Quali sono le garanzie che la promozione a dirigente avvenga rispettando il criterio costituzionale dell'imparzialità e non sia invece frutto di cooptazione?

«Abbiamo costruito un percorso che garantisce un livello di trasparenza e imparzialità molto elevato. La procedura prevede l'osservazione delle performance del funzionario che si candida nei 5 anni precedenti. Inoltre, la valutazione della candidatura sarà fatta da una commissione composta da dirigenti generali estratti a sorte a cui si aggiungono due professionisti che possono venire anche dal privato e il presidente è esterno, a garanzia dell'imparzialità. Chi supera questo step si vedrà assegnato un incarico dirigenziale temporaneo. Poi ci sarà una nuova valutazione ed eventualmente un nuovo incarico temporaneo e solo alla fine, in caso di performance positiva, la promozione definitiva a dirigente. Insomma, un percorso lungo e sottoposto a continue verifiche: difficile immaginare che ci possa essere cooptazione. Anzi, credo che questo strumento sia più severo e selettivo del concorso, perché si valuta non solo quello che si sa ma anche la capacità di fare».

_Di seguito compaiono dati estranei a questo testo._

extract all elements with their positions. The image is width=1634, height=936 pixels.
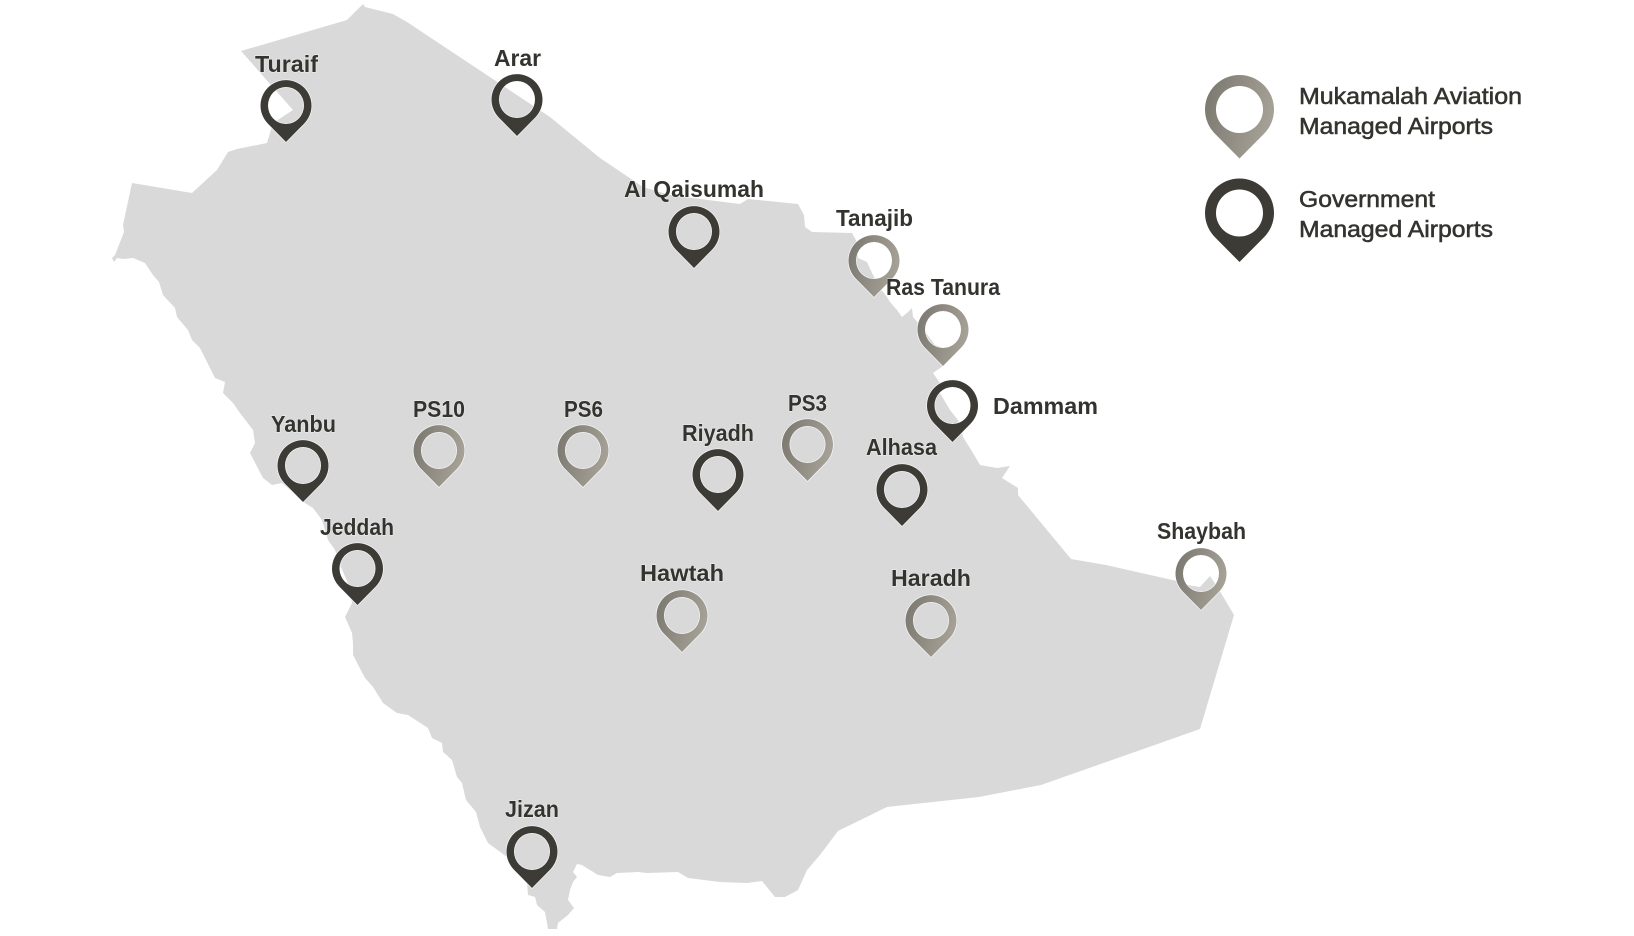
map: Saudi Arabia: [112, 4, 1234, 929]
airport: Hawtah: Hawtah: [640, 560, 724, 586]
airport: Tanajib: [836, 205, 913, 297]
airport: PS3: [782, 390, 833, 481]
airport: Arar: [492, 45, 542, 136]
airport: Jizan: Jizan: [505, 796, 559, 822]
airport: Tanajib: Tanajib: [836, 205, 913, 231]
airport: PS6: [558, 396, 608, 487]
airport: Alhasa: Alhasa: [866, 434, 937, 460]
legend: [1205, 75, 1522, 262]
legend item: Mukamalah Aviation Managed Airports: [1205, 75, 1522, 158]
airport: Hawtah: [640, 560, 724, 652]
legend item: Mukamalah Aviation Managed Airports: Managed Airports: [1299, 113, 1493, 139]
airport: Shaybah: Shaybah: [1157, 518, 1246, 544]
airport: Haradh: Haradh: [891, 565, 971, 591]
legend item: Government Managed Airports: Managed Airports: [1299, 216, 1493, 242]
airport: PS10: PS10: [413, 396, 465, 422]
airport: Al Qaisumah: Al Qaisumah: [624, 176, 764, 202]
legend item: Government Managed Airports: Government: [1299, 186, 1436, 212]
airport: Jeddah: [320, 514, 394, 605]
airport: PS10: [413, 396, 465, 487]
airport: Al Qaisumah: [624, 176, 764, 268]
airport: Riyadh: Riyadh: [682, 420, 754, 446]
airport: Riyadh: [682, 420, 754, 511]
airport: Yanbu: Yanbu: [271, 411, 336, 437]
airport: Yanbu: [271, 411, 336, 502]
airport: PS3: PS3: [788, 390, 827, 416]
airport: Haradh: [891, 565, 971, 657]
legend item: Mukamalah Aviation Managed Airports: Mukamalah Aviation: [1299, 83, 1522, 109]
airport: Dammam: Dammam: [993, 393, 1098, 419]
airport: Jizan: [505, 796, 559, 888]
airport: Turaif: Turaif: [255, 51, 318, 77]
airport: Ras Tanura: [886, 274, 1000, 366]
airport: Shaybah: [1157, 518, 1246, 610]
airport: Ras Tanura: Ras Tanura: [886, 274, 1000, 300]
airport: Alhasa: [866, 434, 937, 526]
airport: PS6: PS6: [564, 396, 603, 422]
airport: Jeddah: Jeddah: [320, 514, 394, 540]
airport: Dammam: [927, 380, 1098, 442]
airport: Arar: Arar: [494, 45, 541, 71]
airport: Turaif: [255, 51, 318, 142]
legend item: Government Managed Airports: [1205, 179, 1493, 262]
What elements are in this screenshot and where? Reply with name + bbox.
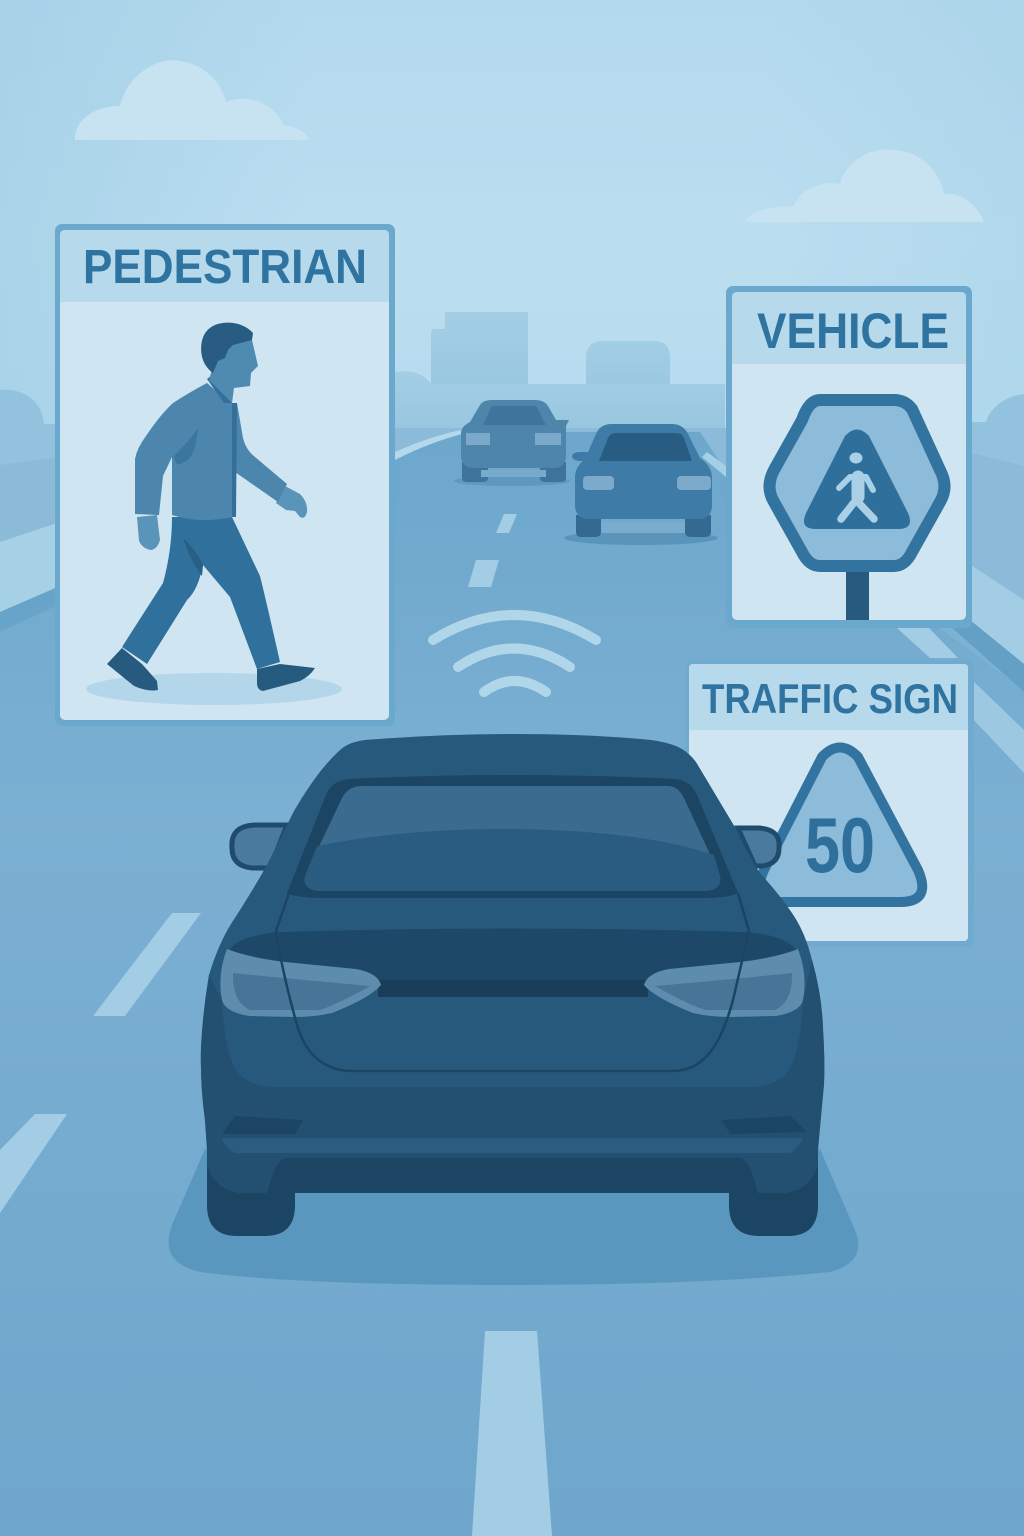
walking figure [839, 452, 874, 519]
car 2 body [575, 424, 712, 519]
right shoe [257, 664, 315, 691]
car 1 plate area [481, 470, 546, 477]
right roadside [960, 394, 1024, 600]
inner arc [484, 681, 546, 692]
left roadside [0, 390, 60, 612]
sign pole [846, 570, 869, 620]
right dark edge band [950, 620, 1024, 692]
left mirror [232, 825, 287, 868]
car 2 mirrors [572, 452, 592, 461]
figure legs [841, 500, 874, 519]
trunk outline [276, 893, 749, 1071]
far dash 2 [468, 560, 499, 587]
icon: speed limit sign [760, 748, 922, 902]
tail light inner [233, 973, 370, 1010]
left ground band [0, 457, 60, 545]
right reflector [722, 1116, 807, 1134]
lower body shade [201, 960, 824, 1193]
right hand [276, 486, 307, 518]
car 2 lights [583, 476, 614, 490]
warning triangle [804, 430, 910, 529]
car 2 shadow [564, 531, 718, 545]
car body [201, 734, 824, 1193]
right light shoulder [960, 558, 1024, 664]
right ground band [960, 450, 1024, 600]
triangle sign [760, 748, 922, 902]
car 1 shadow [454, 476, 570, 486]
heading: vehicle: VEHICLE [757, 303, 949, 359]
car 1 body [461, 400, 569, 468]
tail light outer [644, 949, 805, 1017]
heading: pedestrian: PEDESTRIAN [83, 241, 367, 294]
left road edge band [0, 586, 60, 632]
road surface [0, 432, 1024, 1536]
far left road curve [395, 429, 466, 460]
panel body [689, 664, 968, 941]
skyline base [395, 371, 725, 430]
distant ground band [395, 428, 727, 472]
right tail light [644, 949, 805, 1017]
spoiler [229, 928, 796, 997]
hexagon sign [770, 400, 944, 566]
pants [122, 517, 280, 669]
car 1 tires [462, 462, 566, 482]
distant car 1 [454, 400, 570, 486]
outer arc [433, 615, 596, 640]
wireless signal arcs [433, 615, 596, 692]
car 1 window [483, 406, 546, 425]
panel header [60, 230, 389, 302]
centre trim bar [378, 980, 648, 997]
sky background [0, 0, 1024, 480]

Ma se la selezione dei candidati ammessi alla procedura è svolta dal dirigente dello stesso funzionario, non c'è il rischio di scelte fatte anche in base alla sintonia caratteriale o politica?

«No, stiamo parlando di un percorso controllato. Il dirigente redige una relazione sul funzionario, poi sarà la commissione a selezionare. Nella valutazione si tiene conto dei giudizi espressi sulle performance dei candidati nei 5 anni precedenti. Valutazioni che il disegno di legge prevede siano riformate, per giungere a una verifica effettiva dei risultati rispetto a obiettivi misurabili che devono essere assegnati nel primo trimestre dell'anno. Un cambiamento radicale rispetto a ora, dove gli obiettivi e le verifiche sono meramente burocratiche, con la conseguenza che il 98% dei dipendenti riceve il voto massimo».

Ai voti sono legati anche i premi di risultato. La riforma prevede che il punteggio massimo sia limitato a una minoranza del personale.

«Sì, non si potrà attribuire la valutazione massima a più del 30% sia dei dirigenti che dei non dirigenti».